Ant Eater nodded. She coughed several times, without covering her mouth. When she finished, she used the back of her hand to wipe away a clump of spit from her bottom lip. She eyed me like I’d grown four feet and gained two hundred pounds. “How about I don’t try to kill you and you don’t try to kill me?”
“Deal,” I said.
“Now get me up,” she said, struggling to sit. “And get some of the young ones in here to clean up the place. I want all my jars in my room. If I gotta live here with this pain in my ass, we might as well keep a tidy living room.” She snapped my bra and chuckled when I jumped. No way I’d ever understand Ant Eater.
“You still want me to live with you after I nearly choked you to death?” If anything good had to come out of the afternoon, I hoped I could at least end the nightmare roommate situation.
She adjusted the American flag bandana around her neck. “I don’t want your dirty undies hanging next to mine either, hot stuff. But I don’t see anyone else around here who wants to live with you while Rex is out for blood.”
“What?”
She seemed to enjoy my shock. “Yeah.” She paused for a long, hacking cough that brought tears to her eyes. “Assholes like that will zero in on a weak spot. You.” She braced her hands on her knees. “I was getting to that in the diner before your boyfriend pulled a gun on me.”
I wanted to remind her she had a shotgun pointed at my chest at the time, but I stopped myself.
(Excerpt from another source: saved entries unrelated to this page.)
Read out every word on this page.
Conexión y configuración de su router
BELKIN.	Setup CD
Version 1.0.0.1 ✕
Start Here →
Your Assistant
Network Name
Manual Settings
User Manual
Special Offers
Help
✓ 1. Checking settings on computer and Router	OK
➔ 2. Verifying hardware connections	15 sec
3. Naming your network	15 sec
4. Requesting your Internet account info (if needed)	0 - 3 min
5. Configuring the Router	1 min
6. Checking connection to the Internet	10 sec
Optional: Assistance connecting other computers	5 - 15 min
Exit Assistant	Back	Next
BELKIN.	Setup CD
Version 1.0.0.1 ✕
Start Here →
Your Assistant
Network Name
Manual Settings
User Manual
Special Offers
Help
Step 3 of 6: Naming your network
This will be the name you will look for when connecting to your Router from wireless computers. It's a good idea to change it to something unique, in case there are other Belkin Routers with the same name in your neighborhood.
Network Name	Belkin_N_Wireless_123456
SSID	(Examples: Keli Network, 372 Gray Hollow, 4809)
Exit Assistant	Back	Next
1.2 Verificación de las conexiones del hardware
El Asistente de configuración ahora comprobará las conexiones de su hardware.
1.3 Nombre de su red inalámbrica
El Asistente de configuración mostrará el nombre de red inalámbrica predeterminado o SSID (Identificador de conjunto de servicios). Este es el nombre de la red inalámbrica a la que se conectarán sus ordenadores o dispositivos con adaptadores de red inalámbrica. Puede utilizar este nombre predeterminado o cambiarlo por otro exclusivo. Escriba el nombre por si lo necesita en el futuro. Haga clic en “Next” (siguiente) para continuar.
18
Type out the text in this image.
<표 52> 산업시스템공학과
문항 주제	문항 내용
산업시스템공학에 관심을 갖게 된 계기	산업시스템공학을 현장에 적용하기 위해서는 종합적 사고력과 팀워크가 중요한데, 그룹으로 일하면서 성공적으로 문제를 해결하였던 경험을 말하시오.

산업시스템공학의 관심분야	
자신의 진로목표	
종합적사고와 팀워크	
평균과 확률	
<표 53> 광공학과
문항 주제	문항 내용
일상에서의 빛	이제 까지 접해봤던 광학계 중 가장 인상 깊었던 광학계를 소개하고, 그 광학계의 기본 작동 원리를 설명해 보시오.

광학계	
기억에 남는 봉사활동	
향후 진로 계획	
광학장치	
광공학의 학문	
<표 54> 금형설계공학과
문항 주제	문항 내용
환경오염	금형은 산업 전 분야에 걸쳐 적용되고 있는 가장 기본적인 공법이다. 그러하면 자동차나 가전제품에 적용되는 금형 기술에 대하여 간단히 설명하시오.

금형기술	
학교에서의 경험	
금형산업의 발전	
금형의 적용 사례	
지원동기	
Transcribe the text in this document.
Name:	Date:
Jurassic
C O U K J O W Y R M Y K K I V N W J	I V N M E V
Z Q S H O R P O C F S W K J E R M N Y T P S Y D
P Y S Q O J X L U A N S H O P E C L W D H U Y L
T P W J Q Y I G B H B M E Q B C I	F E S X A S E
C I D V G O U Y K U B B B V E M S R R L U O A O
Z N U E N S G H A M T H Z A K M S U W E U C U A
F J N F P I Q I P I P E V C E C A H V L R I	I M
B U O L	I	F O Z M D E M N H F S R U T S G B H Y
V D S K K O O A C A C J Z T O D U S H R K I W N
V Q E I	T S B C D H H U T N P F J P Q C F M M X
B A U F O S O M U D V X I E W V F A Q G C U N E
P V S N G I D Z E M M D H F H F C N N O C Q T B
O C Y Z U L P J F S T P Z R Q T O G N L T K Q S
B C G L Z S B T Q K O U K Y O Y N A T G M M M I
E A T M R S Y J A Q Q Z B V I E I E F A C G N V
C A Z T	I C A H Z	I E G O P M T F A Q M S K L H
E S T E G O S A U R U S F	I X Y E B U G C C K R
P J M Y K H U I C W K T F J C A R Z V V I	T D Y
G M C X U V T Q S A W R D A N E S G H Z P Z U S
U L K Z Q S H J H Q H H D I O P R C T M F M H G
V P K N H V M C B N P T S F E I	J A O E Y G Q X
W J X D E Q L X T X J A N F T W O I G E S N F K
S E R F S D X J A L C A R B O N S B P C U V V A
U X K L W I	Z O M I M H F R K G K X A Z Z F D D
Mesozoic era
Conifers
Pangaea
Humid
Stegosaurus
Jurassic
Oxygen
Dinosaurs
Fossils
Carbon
She grinned and wiped her eyes on her bandana. “You might be useless, but after today, I got hope.”
“Thanks.”
“Rex won’t come round here.” She eyed her shotgun. “Mine’s bigger than his.”
I’d known we weren’t completely safe here, or anywhere, but…I glanced back at the rapidly thinning crowd. “Don’t we have a deal with the werewolves?”
Ant Eater succumbed to another coughing fit.
Frieda chewed at the corner of her unadorned lips. “For now. The fact is the alpha wants to use you to clean up around here. Rex is gunning for him hard. If you screw up, or if Rex kills you, the alpha looks weak.”